Yalnız bir sorun var. Başkanlık modelinin hangi ülkeden ithal edileceği konusunda çatlak sesler çıkıyor. Fransa'dan mı? Brezilya'dan mı? Hitler Almanya'sından mı? Yoksa ABD'den mi?
Gerçi Türkiye'ye özgü bir sistemden söz edenler de var. Ancak Amerikan sisteminin bazı sakıncaları var. Bizden hatırlatması. TRT yıllarından dostum Yılmaz Polat, ABC Haber sitesine Washington'dan geçtiği makalesinde sistemin aksaklıklarını (!) şöyle özetliyor;
“ABD Başkanının aile bireyleri, Başkan'ın uçağını, helikopterini istediği gibi kullanamaz.
Başkan Obama bu Noel tatilini ailesiyle birlikte Hawai'de geçirdi.
Günlüğü 3 bin 500 dolara kiralanan villanın ücretini kendisi ödedi.
Başkanlar elektrik faturası, doğalgaz ücreti ödemez, ama diş macunundan ayakkabı boyasına kadar kendi karşılar.
Başkanlar hafta sonlarını genellikle Washington yakınlarında bulunan Camp David adlı dinlenme konutunda geçirir.
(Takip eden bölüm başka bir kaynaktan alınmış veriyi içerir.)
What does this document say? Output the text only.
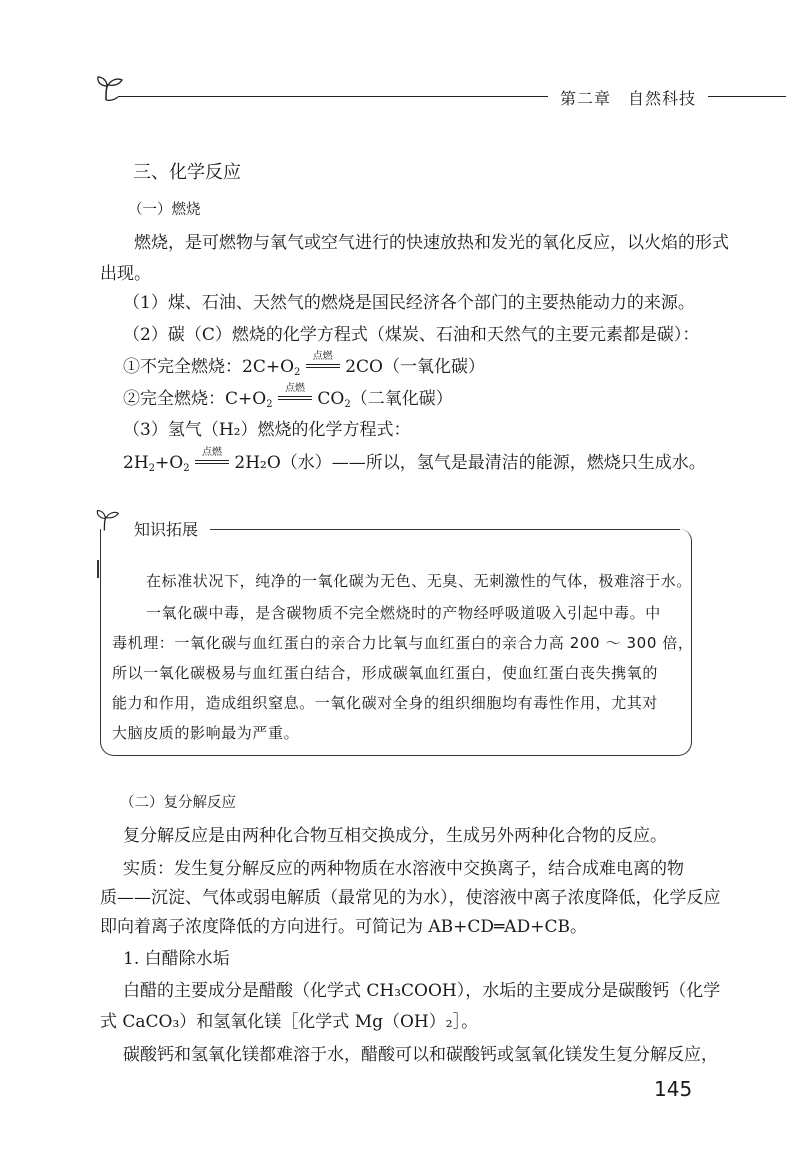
第二章　自然科技
三、化学反应
（一）燃烧
燃烧，是可燃物与氧气或空气进行的快速放热和发光的氧化反应，以火焰的形式
出现。
（1）煤、石油、天然气的燃烧是国民经济各个部门的主要热能动力的来源。
（2）碳（C）燃烧的化学方程式（煤炭、石油和天然气的主要元素都是碳）：
①不完全燃烧：$2C+O_2$
点燃
2CO（一氧化碳）
②完全燃烧：$C+O_2$
点燃
$CO_2$（二氧化碳）
（3）氢气（H₂）燃烧的化学方程式：
$2H_2+O_2$
点燃
2H₂O（水）——所以，氢气是最清洁的能源，燃烧只生成水。
知识拓展
在标准状况下，纯净的一氧化碳为无色、无臭、无刺激性的气体，极难溶于水。
一氧化碳中毒，是含碳物质不完全燃烧时的产物经呼吸道吸入引起中毒。中
毒机理：一氧化碳与血红蛋白的亲合力比氧与血红蛋白的亲合力高 200 ～ 300 倍，
所以一氧化碳极易与血红蛋白结合，形成碳氧血红蛋白，使血红蛋白丧失携氧的
能力和作用，造成组织窒息。一氧化碳对全身的组织细胞均有毒性作用，尤其对
大脑皮质的影响最为严重。
（二）复分解反应
复分解反应是由两种化合物互相交换成分，生成另外两种化合物的反应。
实质：发生复分解反应的两种物质在水溶液中交换离子，结合成难电离的物
质——沉淀、气体或弱电解质（最常见的为水），使溶液中离子浓度降低，化学反应
即向着离子浓度降低的方向进行。可简记为 AB+CD═AD+CB。
1. 白醋除水垢
白醋的主要成分是醋酸（化学式 CH₃COOH），水垢的主要成分是碳酸钙（化学
式 CaCO₃）和氢氧化镁［化学式 Mg（OH）₂］。
碳酸钙和氢氧化镁都难溶于水，醋酸可以和碳酸钙或氢氧化镁发生复分解反应，
145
Burada özel masraflarını cebinden karşılar.
Başkan uçağına kızını, oğlunu, damadını ya da kardeşini bindirirse normal bir yolcu uçağının 'first class' ücretini ödemek zorundadır.
Beyaz Saray'ın, Başkan'ın bazen özel olarak yemeğe davet ettiği konuklardan, misafirperverlikle bağdaşmasa da, yemeğin ücretini istediği de oldu.
Obama'nın bir öğle yemeğinde ağırladığı, aralarında Coca-Cola CEO'su Muhtar Kent'in de bulunduğu 4 şirket yöneticisinden, kredi kartı numaralarını isteyerek ücret ödetmesini duyduğumda çok şaşırmıştım.
Beyaz Saray, ücretin, çıkar ilişkisi yaşamamak amacıyla alındığını savunmuştu.
ABD Başkanı Beyaz Saray'a girdiğinde çok zengin değilse, Bill Clinton gibi borçlu da ayrılabilir.
Bir ayrıntı daha.
Kendisine ve aile bireylerine verilen hiçbir hediye “formalite icabı 200 doların üzerinde dense bile” kişiye özel değildir, devlete kalır.
Aile bireyleri devletle iş yapamaz...”
Anlaşılan ilk aşamada Amerikan başkanlık sistemini elemek gerekiyor.